I am ramping up my walking game and contemplating joining a gym, while I will admit to a certain level of desire to look good, in the end it’s really about feeling good and being healthy. No matter how much I tell myself a mini spare tire isn’t bad, I know it’s not true for me.

So I am working my plan for fit at 40 but what I really want to talk about is the shit no one tells you about aging. Can we get real for a moment? For years now there has been all this talk that 40 is the new 20 or the new 30 but the truth is 40 is 40. Now I know I am still 39 but using the logic that 40 is the new 20 or 30, that would mean 39 is like the new 19 or 29 and I am sorry but my body no longer resembles the one I had at either 19 or 29.

For starters I never had the hair issues I currently have when I was 19 or 29. Now before I share, let me just say I have talked with offline friends, online gals and women in between and there is consensus that ladies as we age, we get more hair. When you are a pretty young thing, sure there is the hair on your head, eyebrows, legs and underarms that you worry about if you are one to worry about such things. I must confess when it comes to leg hair; I only worry about that shit in warm weather months. Now of course we have pubic hair removal if that’s your thing, but ladies the hair that happens as we age is scary shit.

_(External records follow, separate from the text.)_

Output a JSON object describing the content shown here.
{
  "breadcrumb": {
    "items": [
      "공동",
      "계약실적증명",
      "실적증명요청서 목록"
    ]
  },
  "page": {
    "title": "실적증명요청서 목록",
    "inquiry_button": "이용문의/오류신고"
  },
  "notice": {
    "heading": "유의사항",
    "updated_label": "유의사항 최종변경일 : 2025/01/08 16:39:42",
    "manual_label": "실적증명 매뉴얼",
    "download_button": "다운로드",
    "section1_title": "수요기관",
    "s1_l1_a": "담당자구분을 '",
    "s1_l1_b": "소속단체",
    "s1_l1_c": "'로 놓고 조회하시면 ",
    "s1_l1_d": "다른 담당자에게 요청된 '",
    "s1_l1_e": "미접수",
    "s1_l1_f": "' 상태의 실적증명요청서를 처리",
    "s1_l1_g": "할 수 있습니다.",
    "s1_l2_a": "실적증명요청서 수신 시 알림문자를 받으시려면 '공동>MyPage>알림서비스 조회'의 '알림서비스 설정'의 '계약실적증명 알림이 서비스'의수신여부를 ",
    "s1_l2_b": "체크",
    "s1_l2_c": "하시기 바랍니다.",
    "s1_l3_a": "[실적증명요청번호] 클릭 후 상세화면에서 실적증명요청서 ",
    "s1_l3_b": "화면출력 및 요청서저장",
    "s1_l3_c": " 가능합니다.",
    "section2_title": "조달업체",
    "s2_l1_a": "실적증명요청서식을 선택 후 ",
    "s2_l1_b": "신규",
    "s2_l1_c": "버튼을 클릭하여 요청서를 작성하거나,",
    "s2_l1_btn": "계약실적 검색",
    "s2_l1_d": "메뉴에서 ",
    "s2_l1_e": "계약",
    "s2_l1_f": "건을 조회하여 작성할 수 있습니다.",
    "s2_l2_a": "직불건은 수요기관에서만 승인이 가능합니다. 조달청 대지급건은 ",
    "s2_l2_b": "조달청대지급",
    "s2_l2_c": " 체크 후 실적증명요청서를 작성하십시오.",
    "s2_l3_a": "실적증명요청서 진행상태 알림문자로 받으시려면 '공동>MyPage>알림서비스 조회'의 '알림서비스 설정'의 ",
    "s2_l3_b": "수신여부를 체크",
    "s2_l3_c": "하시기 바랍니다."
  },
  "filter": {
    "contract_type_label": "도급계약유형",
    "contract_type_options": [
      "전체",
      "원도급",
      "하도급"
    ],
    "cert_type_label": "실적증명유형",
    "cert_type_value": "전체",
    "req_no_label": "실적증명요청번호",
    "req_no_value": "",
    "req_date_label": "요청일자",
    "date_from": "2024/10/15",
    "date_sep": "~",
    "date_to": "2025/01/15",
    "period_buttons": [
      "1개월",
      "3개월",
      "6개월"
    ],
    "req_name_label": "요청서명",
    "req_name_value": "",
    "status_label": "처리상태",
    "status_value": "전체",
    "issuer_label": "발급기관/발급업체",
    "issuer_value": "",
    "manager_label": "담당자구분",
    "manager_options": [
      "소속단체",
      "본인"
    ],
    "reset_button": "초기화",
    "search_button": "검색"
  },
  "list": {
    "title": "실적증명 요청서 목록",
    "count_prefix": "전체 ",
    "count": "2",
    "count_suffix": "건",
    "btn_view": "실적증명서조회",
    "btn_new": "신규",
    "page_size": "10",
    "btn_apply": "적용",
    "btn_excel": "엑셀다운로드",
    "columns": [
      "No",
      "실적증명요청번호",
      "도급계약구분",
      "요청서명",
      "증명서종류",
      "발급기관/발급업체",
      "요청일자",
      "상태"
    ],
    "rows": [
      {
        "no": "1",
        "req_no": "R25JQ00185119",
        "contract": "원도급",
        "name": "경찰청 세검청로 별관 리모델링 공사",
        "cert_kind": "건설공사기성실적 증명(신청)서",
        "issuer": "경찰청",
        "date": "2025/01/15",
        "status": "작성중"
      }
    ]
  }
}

It seems for many of us that somewhere between our mid and late 30’s, we start seeing that stray chin hair. No worries, you pluck it and go on about your business. Oh no, that’s not good enough, that one singular stray hair somehow starts procreating and one day you are looking in the mirror on your way out the door and what do you see? A fucking family of chin hairs, and if that is not bad enough, they have started visiting your neck. Then to really fuck with you, that area above your lip now has enough hair present that if you do nothing, you will look like your brother. If you are really special, you get the side face hair. Let me tell you all of a sudden, you find yourself with enough hair that you cannot ignore that shit and suddenly you are BFF’s with the waxing lady. Now if you haven’t reached this stage in your aging process, pat yourself on the back, something is headed your way. If none of it happens to you, please tell us your secrets.  The cost of keeping yourself from looking like Sasquatch’s lady love if annualized is the price of a vacation. Granted you can be one of the bold and brave and let the hair live but I am going to be honest, I am not there yet.

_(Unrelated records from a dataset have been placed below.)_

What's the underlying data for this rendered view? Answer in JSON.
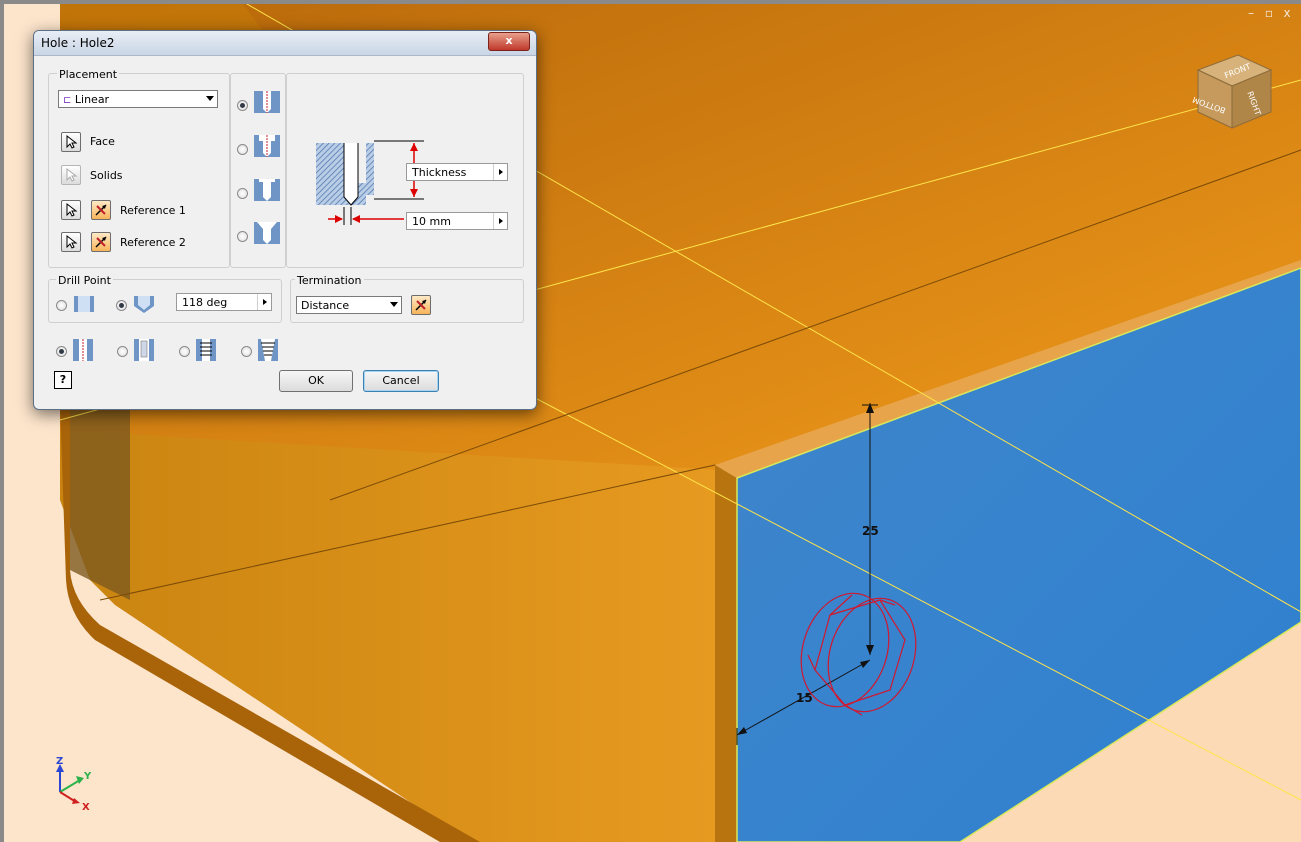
{
  "window_controls": {
    "minimize": "–",
    "restore": "▫",
    "close": "x"
  },
  "viewcube": {
    "top_face": "FRONT",
    "right_face": "RIGHT",
    "left_face": "BOTTOM"
  },
  "triad": {
    "z": "Z",
    "y": "Y",
    "x": "X"
  },
  "dimensions": {
    "vertical": "25",
    "horizontal": "15"
  },
  "dialog": {
    "title": "Hole : Hole2",
    "close_label": "x",
    "placement": {
      "group_title": "Placement",
      "type_value": "Linear",
      "face_label": "Face",
      "solids_label": "Solids",
      "reference1_label": "Reference 1",
      "reference2_label": "Reference 2"
    },
    "preview": {
      "thickness_value": "Thickness",
      "diameter_value": "10 mm"
    },
    "drill_point": {
      "group_title": "Drill Point",
      "angle_value": "118 deg"
    },
    "termination": {
      "group_title": "Termination",
      "value": "Distance"
    },
    "buttons": {
      "help": "?",
      "ok": "OK",
      "cancel": "Cancel"
    }
  },
  "colors": {
    "part_orange": "#e58a12",
    "face_blue": "#2f7fc9",
    "highlight_yellow": "#ffe44a",
    "hole_red": "#d0182f",
    "dialog_bg": "#f0f0f0",
    "frame_gray": "#8a8a8a"
  }
}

Which brings me to hair on your head, when the first gray strands pops up it’s cool but when a family of gray pushes out your original in my case dark brown hair, you decide to color. Well when you color it’s a commitment. Sure I could do nothing, but gray at 39 is not where I am and oh those later gray hairs are evil bitches, hard to color and even with a fabulous colorist, the color jobs don’t last as they did in your 20’s. Grays are evil!

Lastly, why is it that no one tells you that in your late 30’s and early 40’s that all the hormones sloshing around in your body will at times make you feel as if you have reprised the role of yourself at 15. Complete with pimples and a tire around the middle because unless you’re are a fitness nut, or have a kick ass metabolism, weight generally likes the middle. To add insult to injury, you have are extra hairy, you have pimples and you are graying. Never mind you might have grown up shit like kids, a partner, bills and all that jazz.

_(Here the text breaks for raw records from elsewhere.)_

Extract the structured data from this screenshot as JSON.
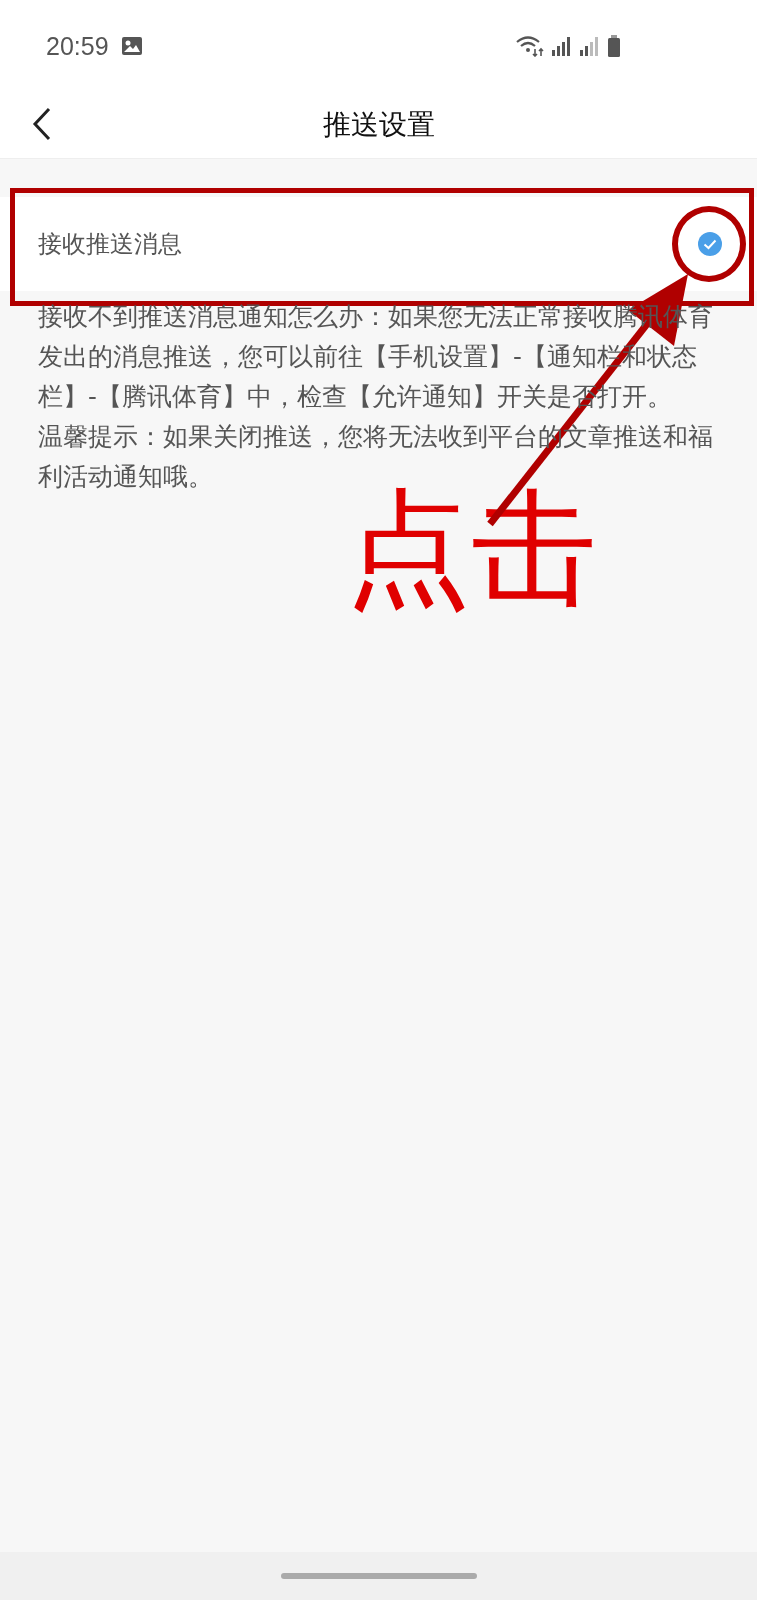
{
  "status_bar": {
    "time": "20:59"
  },
  "header": {
    "title": "推送设置"
  },
  "setting": {
    "label": "接收推送消息",
    "checked": true
  },
  "help": [
    "接收不到推送消息通知怎么办：如果您无法正常接收腾讯体育发出的消息推送，您可以前往【手机设置】-【通知栏和状态栏】-【腾讯体育】中，检查【允许通知】开关是否打开。",
    "温馨提示：如果关闭推送，您将无法收到平台的文章推送和福利活动通知哦。"
  ],
  "annotation": {
    "label": "点击"
  }
}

So if this shit is so common, why are we all running around saying and believing that 40 is the new 20 or 30? No it isn’t! Better yet why don’t we share this shit with each other? Why aren’t the ladies in their 50’s and 60’s telling us younger women what the real deal is? I figure the real reason sex is better for most of us as we age and that we find our true selves is that it takes some amazing inner strength to navigate our teen selves in grown up bodies, so we get confidence and great sex as a prize.